During the Battle of Atlanta on 22 July, Stewart's division, now commanded by Major General Henry DeLamar Clayton was ordered to attack. However, because of interference by another general, Gibson's brigade was left in the rear without orders. At Ezra Church on 28 July, the new corps commander was Lieutenant General Stephen D. Lee. After the initial Confederate attack failed, an aide to Lee ordered Gibson's brigade to attack without notifying Clayton. Gibson's men made the assault, but it was stopped when it encountered entrenched Union troops. Clayton halted the attack when he saw it was not successful. Gibson's brigade suffered 480 casualties in the botched operation. However, the 4th Battalion captured a Federal artillery flag.

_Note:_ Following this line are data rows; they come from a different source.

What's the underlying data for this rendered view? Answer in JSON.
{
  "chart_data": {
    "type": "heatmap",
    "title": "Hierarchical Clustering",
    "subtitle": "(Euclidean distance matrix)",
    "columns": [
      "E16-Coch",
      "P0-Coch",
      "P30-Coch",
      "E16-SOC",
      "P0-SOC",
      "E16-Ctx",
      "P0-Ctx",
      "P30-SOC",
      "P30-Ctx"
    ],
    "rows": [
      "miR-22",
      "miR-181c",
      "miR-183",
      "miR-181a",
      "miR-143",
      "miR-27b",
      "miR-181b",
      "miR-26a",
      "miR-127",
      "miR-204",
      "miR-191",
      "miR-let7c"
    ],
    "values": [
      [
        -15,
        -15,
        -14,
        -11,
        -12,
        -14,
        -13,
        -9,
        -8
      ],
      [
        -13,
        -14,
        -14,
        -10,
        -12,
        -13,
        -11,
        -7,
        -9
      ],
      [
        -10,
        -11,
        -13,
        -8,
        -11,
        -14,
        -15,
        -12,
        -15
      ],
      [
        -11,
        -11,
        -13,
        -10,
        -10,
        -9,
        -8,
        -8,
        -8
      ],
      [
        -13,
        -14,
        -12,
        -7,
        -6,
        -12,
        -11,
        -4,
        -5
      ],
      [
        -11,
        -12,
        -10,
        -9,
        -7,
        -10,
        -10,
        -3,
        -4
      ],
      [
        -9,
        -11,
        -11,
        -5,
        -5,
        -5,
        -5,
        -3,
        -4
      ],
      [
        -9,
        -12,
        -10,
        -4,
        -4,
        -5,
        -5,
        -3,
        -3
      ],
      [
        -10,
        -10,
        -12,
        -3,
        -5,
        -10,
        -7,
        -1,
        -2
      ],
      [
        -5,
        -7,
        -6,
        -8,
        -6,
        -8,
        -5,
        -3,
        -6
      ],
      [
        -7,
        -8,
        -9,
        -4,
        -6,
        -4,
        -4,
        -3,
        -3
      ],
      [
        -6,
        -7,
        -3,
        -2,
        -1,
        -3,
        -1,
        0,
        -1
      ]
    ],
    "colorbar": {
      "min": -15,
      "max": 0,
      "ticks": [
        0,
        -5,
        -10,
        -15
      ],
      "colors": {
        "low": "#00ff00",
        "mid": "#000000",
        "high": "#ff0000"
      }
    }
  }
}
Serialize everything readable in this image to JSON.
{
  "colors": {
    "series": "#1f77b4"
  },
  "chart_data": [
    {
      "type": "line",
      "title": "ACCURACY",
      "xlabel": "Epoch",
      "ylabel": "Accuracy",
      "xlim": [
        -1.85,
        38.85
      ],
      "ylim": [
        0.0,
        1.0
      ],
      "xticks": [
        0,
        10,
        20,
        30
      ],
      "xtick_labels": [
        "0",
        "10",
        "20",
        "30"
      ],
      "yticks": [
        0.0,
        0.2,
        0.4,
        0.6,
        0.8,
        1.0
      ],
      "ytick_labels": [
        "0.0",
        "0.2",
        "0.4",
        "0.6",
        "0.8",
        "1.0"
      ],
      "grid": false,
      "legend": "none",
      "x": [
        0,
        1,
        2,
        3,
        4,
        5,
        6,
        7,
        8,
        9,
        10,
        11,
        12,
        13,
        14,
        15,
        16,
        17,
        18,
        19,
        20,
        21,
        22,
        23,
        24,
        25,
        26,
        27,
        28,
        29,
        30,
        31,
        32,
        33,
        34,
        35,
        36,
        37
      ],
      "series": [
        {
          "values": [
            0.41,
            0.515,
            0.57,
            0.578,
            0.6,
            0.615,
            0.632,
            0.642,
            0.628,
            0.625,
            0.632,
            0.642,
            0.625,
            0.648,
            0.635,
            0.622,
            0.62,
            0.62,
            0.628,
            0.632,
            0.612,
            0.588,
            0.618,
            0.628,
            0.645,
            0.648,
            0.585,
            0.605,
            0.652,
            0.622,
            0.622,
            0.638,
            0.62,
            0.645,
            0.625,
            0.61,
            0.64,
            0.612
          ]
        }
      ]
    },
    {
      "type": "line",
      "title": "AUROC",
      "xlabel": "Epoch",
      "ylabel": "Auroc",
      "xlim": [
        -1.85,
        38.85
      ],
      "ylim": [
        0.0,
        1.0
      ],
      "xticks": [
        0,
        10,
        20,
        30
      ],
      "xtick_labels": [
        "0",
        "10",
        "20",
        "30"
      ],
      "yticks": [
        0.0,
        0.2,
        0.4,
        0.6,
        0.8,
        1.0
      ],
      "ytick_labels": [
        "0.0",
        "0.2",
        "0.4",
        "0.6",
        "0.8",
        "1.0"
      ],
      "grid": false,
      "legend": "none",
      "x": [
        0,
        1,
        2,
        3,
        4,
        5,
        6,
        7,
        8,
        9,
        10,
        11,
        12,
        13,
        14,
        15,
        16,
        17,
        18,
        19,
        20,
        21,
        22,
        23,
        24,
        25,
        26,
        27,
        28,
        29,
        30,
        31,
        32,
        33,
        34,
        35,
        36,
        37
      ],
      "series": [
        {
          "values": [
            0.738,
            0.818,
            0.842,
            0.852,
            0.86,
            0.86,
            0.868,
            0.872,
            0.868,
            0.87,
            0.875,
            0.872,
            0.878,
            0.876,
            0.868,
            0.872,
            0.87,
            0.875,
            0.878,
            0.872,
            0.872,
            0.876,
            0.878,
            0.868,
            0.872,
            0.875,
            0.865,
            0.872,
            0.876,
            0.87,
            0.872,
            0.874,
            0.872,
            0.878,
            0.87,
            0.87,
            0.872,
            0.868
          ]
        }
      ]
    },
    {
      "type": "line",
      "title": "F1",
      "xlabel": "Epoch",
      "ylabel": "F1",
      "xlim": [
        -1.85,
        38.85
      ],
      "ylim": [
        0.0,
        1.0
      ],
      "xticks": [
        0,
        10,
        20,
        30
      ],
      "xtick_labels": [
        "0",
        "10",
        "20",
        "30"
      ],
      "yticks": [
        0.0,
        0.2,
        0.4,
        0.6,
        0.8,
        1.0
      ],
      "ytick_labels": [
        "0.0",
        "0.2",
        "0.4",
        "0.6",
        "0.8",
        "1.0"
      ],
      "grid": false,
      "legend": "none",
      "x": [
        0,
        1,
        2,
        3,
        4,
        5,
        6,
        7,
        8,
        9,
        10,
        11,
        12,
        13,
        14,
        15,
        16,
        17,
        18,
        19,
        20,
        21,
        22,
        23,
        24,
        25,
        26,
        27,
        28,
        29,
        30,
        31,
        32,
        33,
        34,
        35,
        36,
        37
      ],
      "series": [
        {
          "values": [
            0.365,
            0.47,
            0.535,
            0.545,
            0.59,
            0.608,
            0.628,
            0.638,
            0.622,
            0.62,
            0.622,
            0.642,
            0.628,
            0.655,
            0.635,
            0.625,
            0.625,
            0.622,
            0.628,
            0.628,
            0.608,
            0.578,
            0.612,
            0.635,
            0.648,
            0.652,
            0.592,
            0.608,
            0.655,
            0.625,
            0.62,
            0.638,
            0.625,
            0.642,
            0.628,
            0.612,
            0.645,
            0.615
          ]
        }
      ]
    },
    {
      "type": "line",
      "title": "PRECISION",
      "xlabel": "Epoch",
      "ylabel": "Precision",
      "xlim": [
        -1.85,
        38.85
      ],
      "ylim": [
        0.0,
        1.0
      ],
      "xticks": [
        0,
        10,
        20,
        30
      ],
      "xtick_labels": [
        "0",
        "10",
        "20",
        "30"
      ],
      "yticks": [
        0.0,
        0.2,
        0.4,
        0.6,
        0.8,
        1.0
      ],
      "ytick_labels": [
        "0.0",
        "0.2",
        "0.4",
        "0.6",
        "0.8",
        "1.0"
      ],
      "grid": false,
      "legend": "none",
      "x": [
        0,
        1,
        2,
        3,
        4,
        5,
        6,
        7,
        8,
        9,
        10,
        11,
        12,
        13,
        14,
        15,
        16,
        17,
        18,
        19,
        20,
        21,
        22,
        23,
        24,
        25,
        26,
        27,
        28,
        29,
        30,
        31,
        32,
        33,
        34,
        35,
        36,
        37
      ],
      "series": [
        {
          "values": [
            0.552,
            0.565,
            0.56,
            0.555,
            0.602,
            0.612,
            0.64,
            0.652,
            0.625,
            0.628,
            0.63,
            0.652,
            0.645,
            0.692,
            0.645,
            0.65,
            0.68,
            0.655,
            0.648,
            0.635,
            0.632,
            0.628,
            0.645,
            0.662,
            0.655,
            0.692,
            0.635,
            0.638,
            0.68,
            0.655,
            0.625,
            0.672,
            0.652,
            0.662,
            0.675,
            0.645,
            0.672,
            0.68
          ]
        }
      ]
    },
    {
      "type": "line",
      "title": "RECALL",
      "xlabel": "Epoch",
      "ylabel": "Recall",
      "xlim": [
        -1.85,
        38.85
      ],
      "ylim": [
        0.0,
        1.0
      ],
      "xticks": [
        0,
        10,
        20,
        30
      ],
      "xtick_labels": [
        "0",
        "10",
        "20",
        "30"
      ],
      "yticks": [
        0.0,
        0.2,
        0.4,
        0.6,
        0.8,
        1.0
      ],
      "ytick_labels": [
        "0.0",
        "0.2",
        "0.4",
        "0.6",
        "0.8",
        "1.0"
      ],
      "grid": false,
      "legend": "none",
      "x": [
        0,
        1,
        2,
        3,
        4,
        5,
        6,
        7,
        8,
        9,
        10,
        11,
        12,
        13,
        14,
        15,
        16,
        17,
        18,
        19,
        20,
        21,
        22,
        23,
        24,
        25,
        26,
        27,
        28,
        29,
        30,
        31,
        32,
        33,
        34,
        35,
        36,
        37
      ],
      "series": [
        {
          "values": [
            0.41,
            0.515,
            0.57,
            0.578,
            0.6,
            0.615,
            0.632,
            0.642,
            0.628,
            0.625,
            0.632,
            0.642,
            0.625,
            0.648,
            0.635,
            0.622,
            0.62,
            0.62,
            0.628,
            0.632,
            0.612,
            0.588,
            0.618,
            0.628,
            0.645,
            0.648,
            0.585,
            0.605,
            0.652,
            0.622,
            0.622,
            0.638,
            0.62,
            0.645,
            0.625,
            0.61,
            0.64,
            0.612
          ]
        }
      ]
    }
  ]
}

At Jonesborough on 31 August, the Confederate assault completely failed with heavy losses. Gibson's brigade, which had already lost half its soldiers at Ezra Church, was reduced by half again.

During the Nashville campaign in late 1864, the 4th Battalion guarded a pontoon bridge over the Duck River and never came into action. In this campaign, Captain Bisland led the battalion. In February 1865, the battalion consolidated with the 25th Louisiana Infantry Regiment at Mobile, Alabama. The new unit fought at the Battle of Spanish Fort from 27 March to 8 April 1865. In another reorganization, Companies A, B, and D became Company F of the Pelican Regiment while Companies C, E, and F became Company G. The Pelican Regiment surrendered on 8 May 1865 at Gainesville, Alabama.